Machan’s grounding as a philosopher emerges to excellent effect in another point he makes. Many economists have emphasized the virtues of the free market in coping with environmental problems, but their own position is flawed. They are concerned only with economic efficiency: “Many free-market advocates favor a social cost-benefit approach here based on the utilitarian idea that what ultimately matters is the achievement of some state of collective satisfaction. But that is not the approach that flows from the idea that individuals have natural negative rights to life, liberty, and property” (p. 67).

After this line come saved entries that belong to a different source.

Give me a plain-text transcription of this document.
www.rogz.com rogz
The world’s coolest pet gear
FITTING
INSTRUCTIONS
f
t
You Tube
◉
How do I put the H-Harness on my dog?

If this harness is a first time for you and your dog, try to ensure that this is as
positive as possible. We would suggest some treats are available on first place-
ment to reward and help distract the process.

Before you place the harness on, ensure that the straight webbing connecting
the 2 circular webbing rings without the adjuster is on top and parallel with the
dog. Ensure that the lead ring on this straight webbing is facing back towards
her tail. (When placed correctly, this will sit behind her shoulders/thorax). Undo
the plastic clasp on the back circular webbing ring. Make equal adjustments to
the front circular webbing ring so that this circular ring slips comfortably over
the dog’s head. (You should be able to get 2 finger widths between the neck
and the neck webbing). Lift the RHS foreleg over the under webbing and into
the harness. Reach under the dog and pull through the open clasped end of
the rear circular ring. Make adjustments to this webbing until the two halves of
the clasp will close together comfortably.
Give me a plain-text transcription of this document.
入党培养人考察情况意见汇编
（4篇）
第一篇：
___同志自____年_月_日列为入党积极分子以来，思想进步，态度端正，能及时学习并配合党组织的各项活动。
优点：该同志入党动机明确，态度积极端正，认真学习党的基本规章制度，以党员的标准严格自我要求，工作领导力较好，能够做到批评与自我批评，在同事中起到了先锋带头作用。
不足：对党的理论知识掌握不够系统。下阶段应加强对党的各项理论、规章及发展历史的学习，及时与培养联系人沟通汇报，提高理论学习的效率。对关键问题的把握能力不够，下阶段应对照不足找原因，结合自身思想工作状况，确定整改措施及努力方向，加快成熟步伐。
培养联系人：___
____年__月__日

Supporters of a free society owe Tibor Machan a debt of gratitude for the principled philosophical defense of liberty found in his many books and articles. Putting Humans First is a fine example of his work, up to the usual standard of this prolific author.
1Elizabeth Anscombe’s “A Reply to Mr. C.S. Lewis’s Argument that ‘Naturalism’ is Self-Refuting” is a classic discussion of a related argument. See her Metaphysics and the Philosophy of Mind (University of Minnesota Press, 1981), pp. 224–32.